As India celebrated its 65th Independence Day this year, a bandh was declared, as it is every year by various militant factions in Assam and many such parties in states in the North-East of India. Some organisations like the ULFA, National Democratic Front of Bodoland, Kamtapur Liberation Organisation, Coordination Committee Manipur, Tripura Peoples Democratic Front, National Liberation Front of Tripura and Hynnewtrep National Liberation Council, etc. called for the customary boycott of the celebrations and general strike in the region on the day. Another militant organisation in Assam in an e-mail to the media on the other hand, said that places where Independence Day celebrations are organised would be ‘legitimate targets’ for the outfit and asked the people to stay away from such spots. Besides the Army and the Government officials, few people dare to step out of their houses in many districts of the North-East India on Independence Day.

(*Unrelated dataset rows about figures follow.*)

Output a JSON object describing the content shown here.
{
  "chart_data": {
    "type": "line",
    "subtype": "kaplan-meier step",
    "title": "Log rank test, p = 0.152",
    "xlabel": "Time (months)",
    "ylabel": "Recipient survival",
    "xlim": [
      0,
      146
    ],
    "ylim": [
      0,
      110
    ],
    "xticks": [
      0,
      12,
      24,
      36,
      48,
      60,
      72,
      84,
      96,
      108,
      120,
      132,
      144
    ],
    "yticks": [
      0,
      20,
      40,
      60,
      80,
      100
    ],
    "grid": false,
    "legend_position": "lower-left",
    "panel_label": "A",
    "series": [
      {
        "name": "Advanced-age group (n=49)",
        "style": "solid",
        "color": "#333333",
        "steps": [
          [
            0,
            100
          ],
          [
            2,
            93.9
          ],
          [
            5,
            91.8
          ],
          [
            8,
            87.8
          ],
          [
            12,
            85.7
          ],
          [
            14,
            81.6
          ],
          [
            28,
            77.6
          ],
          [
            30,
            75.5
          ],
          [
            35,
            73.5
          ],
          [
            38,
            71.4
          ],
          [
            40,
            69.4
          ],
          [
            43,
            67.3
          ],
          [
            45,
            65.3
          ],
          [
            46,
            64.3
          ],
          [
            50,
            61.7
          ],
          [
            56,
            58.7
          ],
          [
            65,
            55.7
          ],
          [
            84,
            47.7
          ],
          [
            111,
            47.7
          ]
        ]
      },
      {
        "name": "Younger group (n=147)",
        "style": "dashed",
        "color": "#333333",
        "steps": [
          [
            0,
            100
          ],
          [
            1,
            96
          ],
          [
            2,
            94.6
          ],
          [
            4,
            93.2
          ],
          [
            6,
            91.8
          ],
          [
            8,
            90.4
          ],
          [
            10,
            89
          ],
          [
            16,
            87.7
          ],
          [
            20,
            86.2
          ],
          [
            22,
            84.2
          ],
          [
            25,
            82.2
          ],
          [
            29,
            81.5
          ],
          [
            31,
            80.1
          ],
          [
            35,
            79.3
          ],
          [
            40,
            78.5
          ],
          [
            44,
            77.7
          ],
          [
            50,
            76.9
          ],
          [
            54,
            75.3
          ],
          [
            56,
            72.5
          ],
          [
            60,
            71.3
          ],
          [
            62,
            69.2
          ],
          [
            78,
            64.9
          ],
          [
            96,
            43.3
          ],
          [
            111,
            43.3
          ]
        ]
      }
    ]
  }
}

The animosity is not just historical or political. It seeps from even our social behaviour today.
Post the clashes in Mumbai on the 11th of August, the North Eastern states are the flavour of the media. As Lisa Marak, a student from Meghalaya rightly says, “From being ‘Chinese’ & ‘Nepali’, it’s great how people suddenly know that we too are a part of India.” Every headline screams about some part of the people and they are being interviewed for their opinions. The projection is as victims of course. But till early this year, not a single mainstream media house stationed even one OB van in any of the seven states. Why blame just the Government?
There are other legitimate stereotyping concerns. Why else would all North Eastern students feel threatened when the land dispute and violence is clearly between the illegal immigrants from Bangladesh and the Bodos in Assam. “The Seven Sisters label for the north-eastern states, each of which have completely diverse cultures and problems is a serious misrepresentation”, says Samiksha Madhukullya, a student from Assam.
The clashes at Azad Maidan in Mumbai on the 11th of August and the exodus of North-Eastern students especially from Bangalore, Mumbai and Pune is a disillusionment of our celebration of Independence Day. Says Mary Marbaniang, a student from Shillong, “Why celebrate Independence Day with such gusto when we don’t even consider other citizens of our country as Indians, beyond their regional/ religious identities?”
Districts in Chattisgarh and Kashmir too along with those in the North-East have groups propagating as Black Day the date that we commemorate as one gaining freedom from colonial rule.
This is not about being a sympathiser of the extremist outfits. This is about actually debasing the reasons for their existence. This is about understanding the complexities of the legitimate issues involved and pushing for them to be resolved in a sustainable manner. This is about responding to the voices of dissent in an India against India, with the concern of being fellow citizens.
This is about ensuring that our Independence Day is truly a happy one for each and every Indian.